25 gennaio 2008

IX° Influsso - Cambiare e Parlare

In attesa di una probabile prossima opera di prosa, vi posto ancora un Influsso con una poesia. Stavolta voglio parlare di altri due Verbi Dell'Uomo: Cambiare e Parlare.

Cambiare
E' difficile questo atto, cambiare idea o cambiare modo di vivere. C'è chi si vanta di poter cambiare facilmente e semplicemente idea, ma in realtà non cambia affatto. Mentre c'è chi riesce a digerire rapidamente alcune cose che gli capitano attorno.
Alcuni sono conservativi e cambiano idea raramente, ma ci sono persone che mi si spingono sempre molto rapidamente a quel "voltar pagina", un abbandonar tristezza ed emozione per dedicarsi ad altro. A volte tali persone corrono troppo e una volta che si fermano si accorgono di aver solo sostituito due idee simili. Altri invece riescono benissimo ad abbandonare, a non pensare.
Cambiare però non significa seppellire. Rimane qualcosa nel fondo del cambiamento. E molte volte le persone che cambiano si voltano indietro e vedono solo un altro se stesso, forse un po' differente, ma c'è ancora, lì, quel qualcosa di riconoscibile.
E per le idee, è uguale a mio parere. Ci sono idee che cadono facilmente, perchè non entrano nel fondo, nel profondo della mente. E ci sono idee che non svaniscono mai e che non cambiano.
Ma quelle che cambiano lasciano un residuo, una traccia. Una scintilla che può riaffiorare. Uguale a prima o differente a prima. E forse cambiare non è proprio come cancellare, ma è soltanto congelare le idee e riservarle per quando si sarà maturati. Magari le si vedrà sotto differenti occhi.

Parlare
Anche questo atto, è difficile. Soprattutto quando riguarda argomenti imbarazzanti o quando si parla con persone che non si riconosce più, persone che si sono perse di vista.
Parlare è forse l'atto più ingenuo e più intenso, perchè dà la possibilità di creare senza accorgersene. Creare situazioni, fatti, emozioni. Certo, ci vuole anche una buona quantità di azioni, soprattutto che riflettano le proprie parole, altrimenti si cade nell'incoerenza.
Parlare può risolvere le cose, ma anch'esso come molte altre azioni ha un modo positivo ed uno negativo di presentarsi.
E' positivo parlare per risolvere, parlare a voce viva per conoscere e comprendere. Bisogna stare attenti alle parole che si dicono, prima di ferire inconsapevolmente qualcuno oppure di errare contro se stessi, peccare d'incoerenza.
E' negativo usare la parola per la chiacchiera maligna, per suggerire impressioni o emozioni non veritiere. Ed è negativo parlar dietro le persone, coglierle quando non ci sono e ferirle agli occhi degli altri. Tutte cose semplici da dire, ma davvero difficili da fare. Molte volte si può errare senza accorgersene, finchè qualcuno non ti apre gli occhi.
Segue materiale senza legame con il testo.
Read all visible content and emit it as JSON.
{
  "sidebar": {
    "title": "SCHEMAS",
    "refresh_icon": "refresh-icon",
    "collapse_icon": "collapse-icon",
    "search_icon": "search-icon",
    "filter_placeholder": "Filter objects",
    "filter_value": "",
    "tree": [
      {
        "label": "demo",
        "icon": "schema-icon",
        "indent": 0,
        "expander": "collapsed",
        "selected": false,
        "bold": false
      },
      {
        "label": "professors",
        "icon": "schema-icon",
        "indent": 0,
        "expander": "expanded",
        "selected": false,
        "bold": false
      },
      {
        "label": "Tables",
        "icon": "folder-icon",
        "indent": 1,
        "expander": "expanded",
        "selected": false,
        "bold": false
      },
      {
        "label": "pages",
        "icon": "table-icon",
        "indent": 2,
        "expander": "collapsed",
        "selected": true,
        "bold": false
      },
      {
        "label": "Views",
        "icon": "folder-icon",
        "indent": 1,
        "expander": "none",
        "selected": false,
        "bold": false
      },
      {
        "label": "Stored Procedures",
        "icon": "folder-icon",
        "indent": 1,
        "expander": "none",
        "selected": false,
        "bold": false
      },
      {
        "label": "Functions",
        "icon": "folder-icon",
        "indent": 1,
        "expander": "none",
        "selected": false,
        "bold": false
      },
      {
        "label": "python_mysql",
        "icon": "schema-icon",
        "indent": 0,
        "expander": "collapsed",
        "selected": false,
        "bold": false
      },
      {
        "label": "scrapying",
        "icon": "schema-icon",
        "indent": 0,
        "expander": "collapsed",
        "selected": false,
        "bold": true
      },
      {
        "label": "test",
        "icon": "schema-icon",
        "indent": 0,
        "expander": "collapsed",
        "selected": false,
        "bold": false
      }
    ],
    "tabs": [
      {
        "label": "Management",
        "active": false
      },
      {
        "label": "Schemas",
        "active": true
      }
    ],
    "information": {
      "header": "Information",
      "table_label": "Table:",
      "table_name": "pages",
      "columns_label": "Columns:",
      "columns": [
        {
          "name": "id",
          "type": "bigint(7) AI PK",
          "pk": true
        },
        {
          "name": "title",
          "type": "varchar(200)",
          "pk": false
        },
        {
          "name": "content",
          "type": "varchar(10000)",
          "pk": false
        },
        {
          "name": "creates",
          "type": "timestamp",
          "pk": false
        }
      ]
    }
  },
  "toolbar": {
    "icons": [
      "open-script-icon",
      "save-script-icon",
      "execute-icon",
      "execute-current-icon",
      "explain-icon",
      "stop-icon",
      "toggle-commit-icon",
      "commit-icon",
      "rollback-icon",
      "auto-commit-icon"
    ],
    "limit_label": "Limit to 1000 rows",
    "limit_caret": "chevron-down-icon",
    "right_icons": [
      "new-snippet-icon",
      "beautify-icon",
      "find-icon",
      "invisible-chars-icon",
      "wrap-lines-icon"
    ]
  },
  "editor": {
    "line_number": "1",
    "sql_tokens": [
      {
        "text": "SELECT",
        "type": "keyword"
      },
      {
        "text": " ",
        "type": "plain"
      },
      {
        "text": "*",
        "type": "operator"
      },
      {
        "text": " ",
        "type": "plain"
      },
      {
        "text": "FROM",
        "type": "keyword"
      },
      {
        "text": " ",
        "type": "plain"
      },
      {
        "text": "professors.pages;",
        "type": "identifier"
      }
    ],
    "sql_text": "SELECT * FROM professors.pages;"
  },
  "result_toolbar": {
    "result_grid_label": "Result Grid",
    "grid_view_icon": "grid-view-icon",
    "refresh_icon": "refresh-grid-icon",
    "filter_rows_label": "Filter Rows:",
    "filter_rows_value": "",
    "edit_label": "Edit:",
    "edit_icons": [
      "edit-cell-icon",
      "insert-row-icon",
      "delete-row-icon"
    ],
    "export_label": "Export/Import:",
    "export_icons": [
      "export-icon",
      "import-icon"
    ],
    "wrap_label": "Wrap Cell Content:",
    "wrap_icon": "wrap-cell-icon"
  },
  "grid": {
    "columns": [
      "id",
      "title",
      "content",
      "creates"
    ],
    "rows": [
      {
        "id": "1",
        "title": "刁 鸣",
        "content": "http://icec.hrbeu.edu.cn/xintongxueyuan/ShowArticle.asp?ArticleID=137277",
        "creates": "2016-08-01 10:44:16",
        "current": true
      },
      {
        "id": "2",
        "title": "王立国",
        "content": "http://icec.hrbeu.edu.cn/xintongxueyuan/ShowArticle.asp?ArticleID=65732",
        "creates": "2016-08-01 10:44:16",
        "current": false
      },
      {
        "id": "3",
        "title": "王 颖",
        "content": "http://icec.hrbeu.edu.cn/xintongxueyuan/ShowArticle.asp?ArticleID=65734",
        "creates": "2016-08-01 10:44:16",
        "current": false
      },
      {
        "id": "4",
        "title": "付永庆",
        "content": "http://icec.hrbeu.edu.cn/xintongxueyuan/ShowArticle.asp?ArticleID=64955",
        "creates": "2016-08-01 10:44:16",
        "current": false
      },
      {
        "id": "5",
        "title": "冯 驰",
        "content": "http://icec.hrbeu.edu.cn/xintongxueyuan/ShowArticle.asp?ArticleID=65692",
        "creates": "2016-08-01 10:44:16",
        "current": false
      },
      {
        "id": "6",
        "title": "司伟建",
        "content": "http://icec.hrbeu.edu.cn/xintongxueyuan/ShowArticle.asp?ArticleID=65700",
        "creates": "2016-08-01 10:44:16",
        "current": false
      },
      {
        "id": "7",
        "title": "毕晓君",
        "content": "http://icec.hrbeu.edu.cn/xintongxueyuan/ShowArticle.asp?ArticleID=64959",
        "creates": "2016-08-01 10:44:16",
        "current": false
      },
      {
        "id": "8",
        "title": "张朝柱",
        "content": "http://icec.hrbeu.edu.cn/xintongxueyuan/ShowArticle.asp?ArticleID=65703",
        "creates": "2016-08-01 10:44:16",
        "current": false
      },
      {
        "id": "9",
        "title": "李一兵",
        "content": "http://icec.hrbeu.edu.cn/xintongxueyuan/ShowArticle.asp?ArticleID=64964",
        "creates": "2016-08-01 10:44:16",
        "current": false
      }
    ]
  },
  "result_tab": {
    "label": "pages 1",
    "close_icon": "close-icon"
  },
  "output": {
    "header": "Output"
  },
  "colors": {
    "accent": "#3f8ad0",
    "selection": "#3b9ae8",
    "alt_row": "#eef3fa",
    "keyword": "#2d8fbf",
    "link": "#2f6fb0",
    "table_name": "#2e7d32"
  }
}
E' strano per me scrivere parole così banali, ma a volte le cose più banali sfuggono ai propri occhi. Non vedete quello che ho scritto come dei meri luoghi comuni, perchè lo sono solo quando non sono notati.
Questa poesia che segue l'ho scritta per uno di quei progetti poetici di cui vi ho parlato, quel progetto che lega tutte le poesie che ho postato fino ad ora. Spero vi piaccia.

Cambiar Parlare

La Temperanza II
Scambio idee per parole,
verbi intensi che ritengo
degni di contar l'amore e l'ingegno.
Parlo di cambiare l'idea
concreta, non il simulacro, la dea
astratta, gettata via senza ritegno.
Eterno Tempo, in cui divengon
serpi le pulsioni effimere,
distrutto sei, dalle parole vere
della ragione, ch'è generata
dalla mente. E' seme non creato,
immeritevole della vita, la rabbia:
false sono le sue statue nella nebbia.
Ma la vista, ripresasi, nota l'errato
passo e cambia l'idea passata,
verso una neonata lodevole prole.

Umilmente,
Spirito Giovane a.k.a. Daniele

4 commenti:

by ax ha detto...

[...] Alcuni sono conservativi e cambiano idea raramente

Potrei dire di essere appartenuto a questa tipologia - sostituendo raramente con difficilmente -, frutto della mia testardaggine più che di una mancanza di spirito d’osservazione.
Il riconoscerlo da parte mia e ammetterlo, oggi, si riallaccia al tuo concetto di “Cambiare però non significa seppellire” e cioè che il cambiamento vero, sentito e profondo, lascia traccia e mantiene quella scintilla nel tempo che illumina altri cambiamenti. Questo tipo di approccio l’ho appreso con gli anni e con le esperienze; la differenza tra ora e allora è un frutto della Vita stessa.
Invece il ‘voltar pagina’ facilmente mi è sconosciuto, ma è un mio limite che sto imparando a smussare, soprattutto per situazioni che non meritano attenzione.

[...] Certo, ci vuole anche una buona quantità di azioni, soprattutto che riflettano le proprie parole, altrimenti si cade nell'incoerenza.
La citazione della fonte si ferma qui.